Perdono quindi lo chiediamo ancora, in questi tempi burrascosi che contraddistinguono il secolo, secondo un atto di amore, di quell’amore che vibra negli animi eletti e sedimenta nella custodia delle emozioni.
Le poesie si rincorrono con un ritmo incalzante tra sguardi ammiccanti e frasi di dubbio, tra ponti di luce e fiamme d’amore, tra sibili dell’abisso e vibrazioni del cuore. La musicalità delle sillabe è in equilibrio nei versi, che si distinguono pagina dopo pagina, con endecasillabi che spesso fanno eco a settenari scelti nell’armonia di un autentico rapporto con la consuetudine classicheggiante.
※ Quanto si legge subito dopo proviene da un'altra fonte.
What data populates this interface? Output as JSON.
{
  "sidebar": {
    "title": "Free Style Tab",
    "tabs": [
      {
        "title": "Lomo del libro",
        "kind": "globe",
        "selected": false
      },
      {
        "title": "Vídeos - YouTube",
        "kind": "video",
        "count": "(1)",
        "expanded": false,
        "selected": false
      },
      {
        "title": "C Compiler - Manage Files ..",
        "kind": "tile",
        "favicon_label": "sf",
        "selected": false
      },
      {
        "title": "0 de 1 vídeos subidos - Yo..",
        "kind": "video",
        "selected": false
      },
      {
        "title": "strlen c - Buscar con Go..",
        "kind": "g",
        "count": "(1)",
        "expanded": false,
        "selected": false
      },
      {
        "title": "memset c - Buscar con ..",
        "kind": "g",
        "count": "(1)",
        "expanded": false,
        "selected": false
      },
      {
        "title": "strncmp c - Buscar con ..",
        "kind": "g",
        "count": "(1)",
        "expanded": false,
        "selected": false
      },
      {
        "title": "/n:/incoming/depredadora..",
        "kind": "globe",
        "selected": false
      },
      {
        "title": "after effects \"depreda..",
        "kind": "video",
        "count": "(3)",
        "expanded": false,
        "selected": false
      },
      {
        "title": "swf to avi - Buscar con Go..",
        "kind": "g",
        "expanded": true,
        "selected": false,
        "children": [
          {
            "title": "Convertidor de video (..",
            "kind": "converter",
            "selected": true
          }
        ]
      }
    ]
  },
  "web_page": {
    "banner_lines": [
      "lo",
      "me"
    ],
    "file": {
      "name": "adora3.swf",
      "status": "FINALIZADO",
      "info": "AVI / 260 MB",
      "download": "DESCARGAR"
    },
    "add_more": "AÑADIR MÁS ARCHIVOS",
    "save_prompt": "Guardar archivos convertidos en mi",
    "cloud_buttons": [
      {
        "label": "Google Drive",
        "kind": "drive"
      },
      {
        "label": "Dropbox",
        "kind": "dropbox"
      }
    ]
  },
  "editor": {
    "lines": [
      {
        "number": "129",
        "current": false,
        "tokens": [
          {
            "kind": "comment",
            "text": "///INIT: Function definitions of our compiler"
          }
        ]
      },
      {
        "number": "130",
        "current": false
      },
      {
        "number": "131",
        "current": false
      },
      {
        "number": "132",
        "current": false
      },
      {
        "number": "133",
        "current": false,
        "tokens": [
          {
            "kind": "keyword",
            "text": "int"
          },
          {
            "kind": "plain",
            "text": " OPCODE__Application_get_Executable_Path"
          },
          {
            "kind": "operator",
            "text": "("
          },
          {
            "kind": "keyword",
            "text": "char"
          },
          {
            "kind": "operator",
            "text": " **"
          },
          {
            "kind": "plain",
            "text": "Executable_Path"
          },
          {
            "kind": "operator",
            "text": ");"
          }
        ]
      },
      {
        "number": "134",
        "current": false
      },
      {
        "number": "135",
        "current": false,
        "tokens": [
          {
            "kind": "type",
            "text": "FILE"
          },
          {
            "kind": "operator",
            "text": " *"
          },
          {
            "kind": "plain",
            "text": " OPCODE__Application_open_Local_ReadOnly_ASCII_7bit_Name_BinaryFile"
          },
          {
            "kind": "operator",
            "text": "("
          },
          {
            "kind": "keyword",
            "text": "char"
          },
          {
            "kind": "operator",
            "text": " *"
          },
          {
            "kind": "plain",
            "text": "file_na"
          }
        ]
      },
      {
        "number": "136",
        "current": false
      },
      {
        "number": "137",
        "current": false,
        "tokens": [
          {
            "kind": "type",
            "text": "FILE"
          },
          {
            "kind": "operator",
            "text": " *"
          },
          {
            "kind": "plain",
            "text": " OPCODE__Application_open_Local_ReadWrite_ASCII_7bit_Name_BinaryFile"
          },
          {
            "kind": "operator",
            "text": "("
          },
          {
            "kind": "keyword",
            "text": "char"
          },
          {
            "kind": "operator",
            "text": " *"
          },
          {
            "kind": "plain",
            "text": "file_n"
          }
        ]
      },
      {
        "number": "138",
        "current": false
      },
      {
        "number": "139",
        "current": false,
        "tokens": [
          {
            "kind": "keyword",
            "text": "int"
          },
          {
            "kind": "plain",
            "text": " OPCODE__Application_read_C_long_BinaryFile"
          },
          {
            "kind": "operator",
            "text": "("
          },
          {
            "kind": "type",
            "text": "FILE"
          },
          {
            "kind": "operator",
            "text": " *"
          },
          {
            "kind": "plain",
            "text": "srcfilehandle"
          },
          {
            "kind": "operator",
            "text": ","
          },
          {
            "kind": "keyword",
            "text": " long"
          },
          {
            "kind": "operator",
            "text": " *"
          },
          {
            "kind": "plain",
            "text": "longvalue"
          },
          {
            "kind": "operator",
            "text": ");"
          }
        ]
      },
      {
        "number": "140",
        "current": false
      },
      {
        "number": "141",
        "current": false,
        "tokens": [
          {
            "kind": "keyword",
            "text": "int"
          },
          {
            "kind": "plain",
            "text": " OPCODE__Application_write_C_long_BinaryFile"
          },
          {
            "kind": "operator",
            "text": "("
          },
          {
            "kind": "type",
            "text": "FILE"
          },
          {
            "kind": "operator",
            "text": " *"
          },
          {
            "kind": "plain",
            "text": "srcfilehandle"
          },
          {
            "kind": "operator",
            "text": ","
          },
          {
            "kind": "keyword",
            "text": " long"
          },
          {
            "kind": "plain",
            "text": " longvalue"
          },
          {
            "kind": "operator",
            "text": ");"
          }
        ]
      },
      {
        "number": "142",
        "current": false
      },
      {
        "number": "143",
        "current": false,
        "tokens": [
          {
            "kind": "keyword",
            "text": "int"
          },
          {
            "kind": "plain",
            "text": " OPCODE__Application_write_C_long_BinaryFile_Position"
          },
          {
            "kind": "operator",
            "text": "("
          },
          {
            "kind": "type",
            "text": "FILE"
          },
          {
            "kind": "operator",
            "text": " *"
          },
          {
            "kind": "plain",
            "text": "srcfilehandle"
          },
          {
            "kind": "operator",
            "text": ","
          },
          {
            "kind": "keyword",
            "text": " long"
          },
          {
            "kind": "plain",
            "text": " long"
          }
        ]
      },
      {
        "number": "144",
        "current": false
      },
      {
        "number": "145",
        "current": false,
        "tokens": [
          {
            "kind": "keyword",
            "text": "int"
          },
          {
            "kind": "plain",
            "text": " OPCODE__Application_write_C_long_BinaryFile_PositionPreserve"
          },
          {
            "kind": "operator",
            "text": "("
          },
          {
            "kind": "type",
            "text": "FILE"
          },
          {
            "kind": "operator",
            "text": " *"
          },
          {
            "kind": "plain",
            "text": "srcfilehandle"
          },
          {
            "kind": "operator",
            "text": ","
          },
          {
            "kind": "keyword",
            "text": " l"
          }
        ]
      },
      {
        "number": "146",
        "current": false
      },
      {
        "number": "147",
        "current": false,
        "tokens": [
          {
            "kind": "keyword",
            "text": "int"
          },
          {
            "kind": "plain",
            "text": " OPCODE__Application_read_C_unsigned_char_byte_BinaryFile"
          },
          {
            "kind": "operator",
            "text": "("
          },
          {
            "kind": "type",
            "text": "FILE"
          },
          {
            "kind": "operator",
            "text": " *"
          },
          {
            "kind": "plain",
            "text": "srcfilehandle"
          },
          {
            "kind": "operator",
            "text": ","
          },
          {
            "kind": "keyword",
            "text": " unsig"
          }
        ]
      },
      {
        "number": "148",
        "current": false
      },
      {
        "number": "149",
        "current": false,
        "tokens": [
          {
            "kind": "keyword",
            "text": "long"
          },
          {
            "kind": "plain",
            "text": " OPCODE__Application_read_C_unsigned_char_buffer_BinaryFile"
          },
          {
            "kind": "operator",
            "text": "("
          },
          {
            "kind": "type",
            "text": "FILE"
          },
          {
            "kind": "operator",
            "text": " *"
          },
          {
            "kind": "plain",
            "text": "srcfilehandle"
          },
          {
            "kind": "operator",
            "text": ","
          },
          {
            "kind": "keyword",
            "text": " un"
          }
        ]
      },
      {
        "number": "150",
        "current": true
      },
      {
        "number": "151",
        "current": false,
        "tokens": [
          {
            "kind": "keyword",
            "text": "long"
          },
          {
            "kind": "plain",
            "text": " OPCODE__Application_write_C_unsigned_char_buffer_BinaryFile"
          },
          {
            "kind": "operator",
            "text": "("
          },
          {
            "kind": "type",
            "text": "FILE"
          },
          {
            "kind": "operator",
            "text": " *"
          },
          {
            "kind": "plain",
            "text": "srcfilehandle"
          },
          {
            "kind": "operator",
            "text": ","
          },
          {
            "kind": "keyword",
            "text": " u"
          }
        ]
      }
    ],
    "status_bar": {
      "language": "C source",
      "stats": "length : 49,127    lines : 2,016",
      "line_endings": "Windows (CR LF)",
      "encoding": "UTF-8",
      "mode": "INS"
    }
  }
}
“E nel terreno del dubbio/ si piantano pali profondi: / o ci credi o tutto crolla/ e preghi e pianti fondamenta.”
“Pensieri, credenze e percezioni/ inculcati nella mente fin da bambini:/ programmati a credere alle menzogne/ figli della paura e del controllo.”
“Ci ansima sul collo/ giorno dopo giorno/ quest’ansia da tormento/ fra precarietà e sfruttamento.”
La poesia diventa anche soliloquio, nella misura delle immagini che si incuneano nel subconscio e cercano di rendere visibile anche l’invisibile, cercando di lenire ferite o invogliando a indulgenza per le richieste sottaciute.
“ Per imparare a perdonare gli altri – suggerisce il poeta -dobbiamo imparare a perdonare noi stessi, accettandoci così come siamo, con i nostri pregi e difetti.”
Una chiave prodigiosa per aprire legami fraterni.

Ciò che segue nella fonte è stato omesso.